Egypt, Ethiopia, Sudan resume Nile dam talks
The Grand Ethiopian Renaissance Dam in Guba, Ethiopia, on February 19, 2022. Ethiopia's massive hydro-electric dam project on a tributary of the Nile had raised regional tensions notably with Egypt, which depends on the huge river for 97 percent of its water supply | Credit | AFP

Egypt announced on Sunday that negotiations had resumed over Ethiopia’s controversial mega-dam, after agreeing last month to reach a deal following years of tensions between the two countries.

For years at loggerheads over the issue, Egyptian President Abdel Fattah E l Sisi and Ethiopian Prime Minister Abiy Ahmed had agreed in July to finalise a deal within four months.

The two leaders met on the sidelines of a summit of African leaders from war-torn Sudan’s neighbours seeking to end the conflict that has raged there for over four months.

“A new round of negotiations on the Renaissance Dam began Sunday morning in Cairo, with the participation of the Egyptian, Sudanese and Ethiopian delegations,” the Egyptian Ministry of Water Resources and Irrigation announced.

The massive $4.2 billion Grand Ethiopian Renaissance Dam (GERD) has been at the centre of a regional dispute ever since Ethiopia broke ground on the project in 2011, with Egypt fearing it will slash its share of Nile water.

The current talks aim to reach an agreement that “takes into account the interests and concerns of the three countries”, Egyptian irrigation minister Hani Sewilam said, urging “an end to unilateral measures”.

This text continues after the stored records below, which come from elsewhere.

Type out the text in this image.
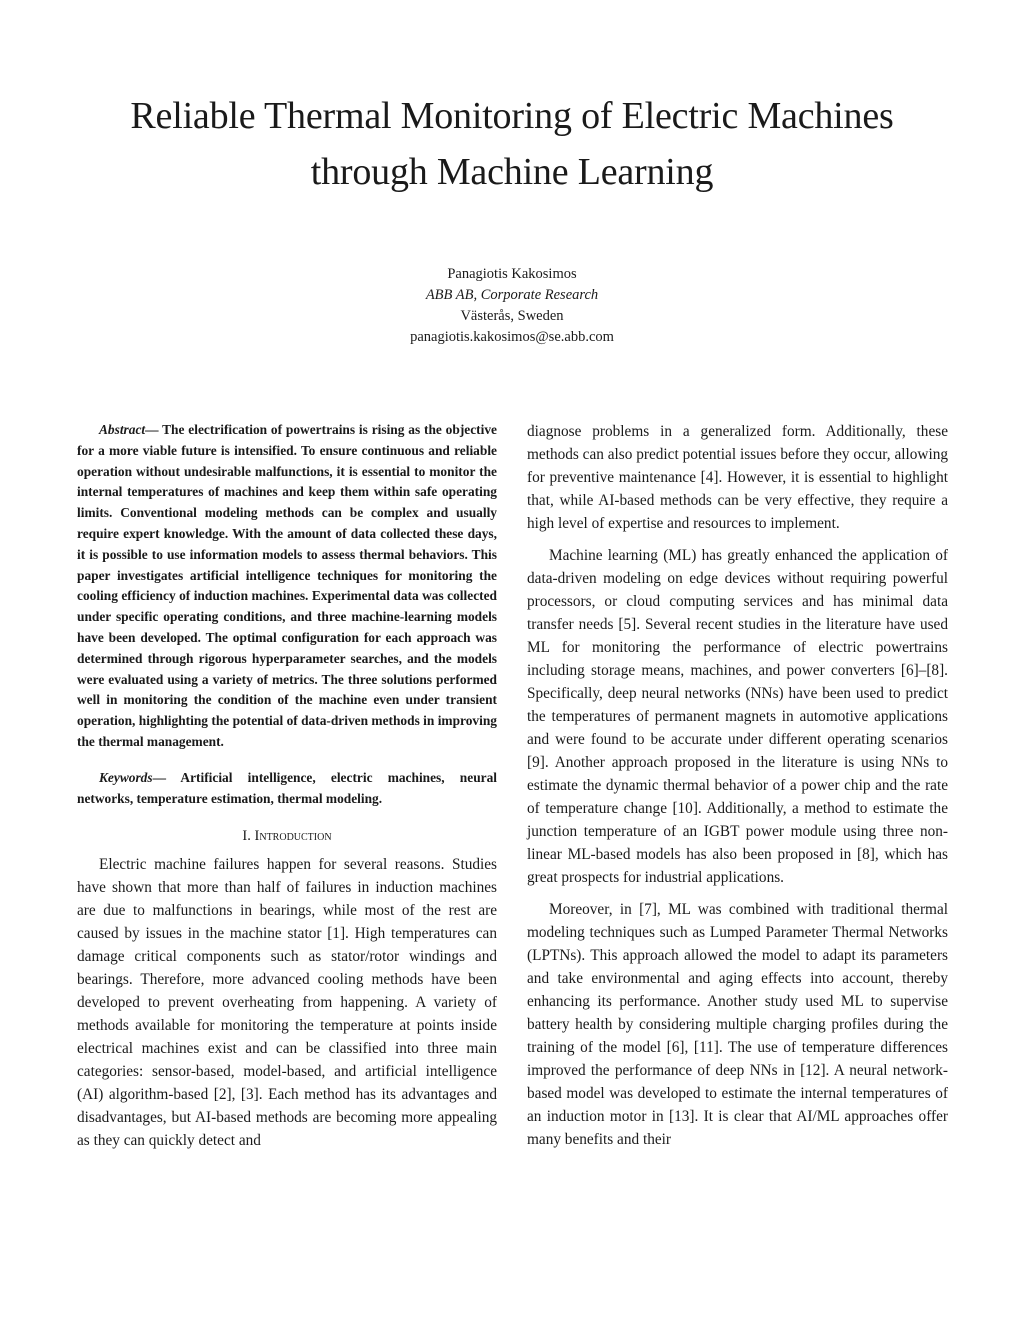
Reliable Thermal Monitoring of Electric Machines
through Machine Learning
Panagiotis Kakosimos
ABB AB, Corporate Research
Västerås, Sweden
panagiotis.kakosimos@se.abb.com

Abstract— The electrification of powertrains is rising as the objective for a more viable future is intensified. To ensure continuous and reliable operation without undesirable malfunctions, it is essential to monitor the internal temperatures of machines and keep them within safe operating limits. Conventional modeling methods can be complex and usually require expert knowledge. With the amount of data collected these days, it is possible to use information models to assess thermal behaviors. This paper investigates artificial intelligence techniques for monitoring the cooling efficiency of induction machines. Experimental data was collected under specific operating conditions, and three machine-learning models have been developed. The optimal configuration for each approach was determined through rigorous hyperparameter searches, and the models were evaluated using a variety of metrics. The three solutions performed well in monitoring the condition of the machine even under transient operation, highlighting the potential of data-driven methods in improving the thermal management.

Keywords— Artificial intelligence, electric machines, neural networks, temperature estimation, thermal modeling.

I. Introduction

Electric machine failures happen for several reasons. Studies have shown that more than half of failures in induction machines are due to malfunctions in bearings, while most of the rest are caused by issues in the machine stator [1]. High temperatures can damage critical components such as stator/rotor windings and bearings. Therefore, more advanced cooling methods have been developed to prevent overheating from happening. A variety of methods available for monitoring the temperature at points inside electrical machines exist and can be classified into three main categories: sensor-based, model-based, and artificial intelligence (AI) algorithm-based [2], [3]. Each method has its advantages and disadvantages, but AI-based methods are becoming more appealing as they can quickly detect and

diagnose problems in a generalized form. Additionally, these methods can also predict potential issues before they occur, allowing for preventive maintenance [4]. However, it is essential to highlight that, while AI-based methods can be very effective, they require a high level of expertise and resources to implement.

Machine learning (ML) has greatly enhanced the application of data-driven modeling on edge devices without requiring powerful processors, or cloud computing services and has minimal data transfer needs [5]. Several recent studies in the literature have used ML for monitoring the performance of electric powertrains including storage means, machines, and power converters [6]–[8]. Specifically, deep neural networks (NNs) have been used to predict the temperatures of permanent magnets in automotive applications and were found to be accurate under different operating scenarios [9]. Another approach proposed in the literature is using NNs to estimate the dynamic thermal behavior of a power chip and the rate of temperature change [10]. Additionally, a method to estimate the junction temperature of an IGBT power module using three non-linear ML-based models has also been proposed in [8], which has great prospects for industrial applications.

Moreover, in [7], ML was combined with traditional thermal modeling techniques such as Lumped Parameter Thermal Networks (LPTNs). This approach allowed the model to adapt its parameters and take environmental and aging effects into account, thereby enhancing its performance. Another study used ML to supervise battery health by considering multiple charging profiles during the training of the model [6], [11]. The use of temperature differences improved the performance of deep NNs in [12]. A neural network-based model was developed to estimate the internal temperatures of an induction motor in [13]. It is clear that AI/ML approaches offer many benefits and their
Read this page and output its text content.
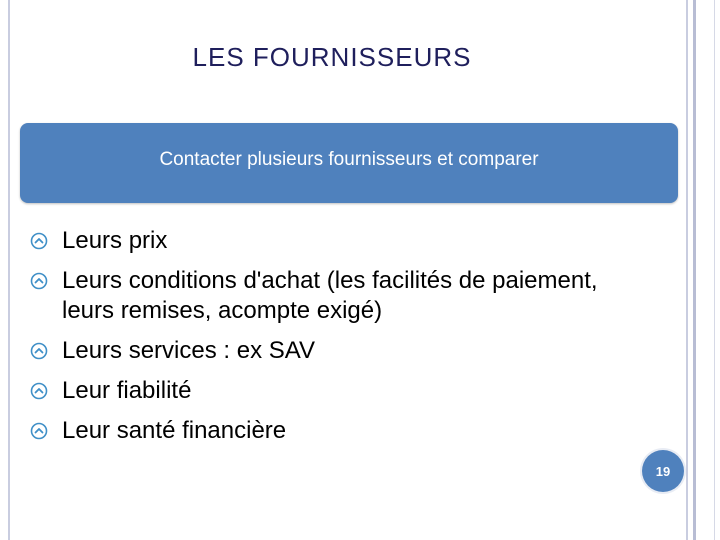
LES FOURNISSEURS
Contacter plusieurs fournisseurs et comparer
Leurs prix
Leurs conditions d'achat (les facilités de paiement, leurs remises, acompte exigé)
Leurs services : ex SAV
Leur fiabilité
Leur santé financière
19
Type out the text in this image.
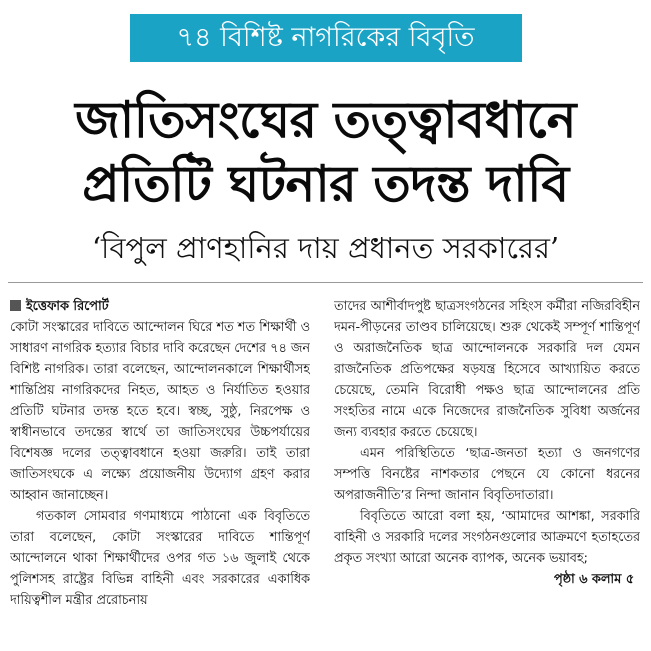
৭৪ বিশিষ্ট নাগরিকের বিবৃতি
জাতিসংঘের তত্ত্বাবধানে
প্রতিটি ঘটনার তদন্ত দাবি
‘বিপুল প্রাণহানির দায় প্রধানত সরকারের’
ইত্তেফাক রিপোর্ট

কোটা সংস্কারের দাবিতে আন্দোলন ঘিরে শত শত শিক্ষার্থী ও সাধারণ নাগরিক হত্যার বিচার দাবি করেছেন দেশের ৭৪ জন বিশিষ্ট নাগরিক। তারা বলেছেন, আন্দোলনকালে শিক্ষার্থীসহ শান্তিপ্রিয় নাগরিকদের নিহত, আহত ও নির্যাতিত হওয়ার প্রতিটি ঘটনার তদন্ত হতে হবে। স্বচ্ছ, সুষ্ঠু, নিরপেক্ষ ও স্বাধীনভাবে তদন্তের স্বার্থে তা জাতিসংঘের উচ্চপর্যায়ের বিশেষজ্ঞ দলের তত্ত্বাবধানে হওয়া জরুরি। তাই তারা জাতিসংঘকে এ লক্ষ্যে প্রয়োজনীয় উদ্যোগ গ্রহণ করার আহ্বান জানাচ্ছেন।

গতকাল সোমবার গণমাধ্যমে পাঠানো এক বিবৃতিতে তারা বলেছেন, কোটা সংস্কারের দাবিতে শান্তিপূর্ণ আন্দোলনে থাকা শিক্ষার্থীদের ওপর গত ১৬ জুলাই থেকে পুলিশসহ রাষ্ট্রের বিভিন্ন বাহিনী এবং সরকারের একাধিক দায়িত্বশীল মন্ত্রীর প্ররোচনায়

তাদের আশীর্বাদপুষ্ট ছাত্রসংগঠনের সহিংস কর্মীরা নজিরবিহীন দমন-পীড়নের তাণ্ডব চালিয়েছে। শুরু থেকেই সম্পূর্ণ শান্তিপূর্ণ ও অরাজনৈতিক ছাত্র আন্দোলনকে সরকারি দল যেমন রাজনৈতিক প্রতিপক্ষের ষড়যন্ত্র হিসেবে আখ্যায়িত করতে চেয়েছে, তেমনি বিরোধী পক্ষও ছাত্র আন্দোলনের প্রতি সংহতির নামে একে নিজেদের রাজনৈতিক সুবিধা অর্জনের জন্য ব্যবহার করতে চেয়েছে।

এমন পরিস্থিতিতে ‘ছাত্র-জনতা হত্যা ও জনগণের সম্পত্তি বিনষ্টের নাশকতার পেছনে যে কোনো ধরনের অপরাজনীতি’র নিন্দা জানান বিবৃতিদাতারা।

বিবৃতিতে আরো বলা হয়, ‘আমাদের আশঙ্কা, সরকারি বাহিনী ও সরকারি দলের সংগঠনগুলোর আক্রমণে হতাহতের প্রকৃত সংখ্যা আরো অনেক ব্যাপক, অনেক ভয়াবহ;
পৃষ্ঠা ৬ কলাম ৫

Ethiopia announced in June it was launching the fourth filling of the reservoir, despite constant objections by Egypt and at times Sudan, both downstream of Ethiopia on the Nile.

Protracted negotiations over the filling and operation of the dam since 2011 have thus far failed to bring about an agreement between Ethiopia and its downstream neighbours.

Egypt has long viewed the dam as an existential threat, as it relies on the Nile for 97 per cent of its water needs.

The dam is nonetheless central to Ethiopia’s development plans, and in February 2022 Addis Ababa announced that it had begun generating hydroelectric energy for the first time.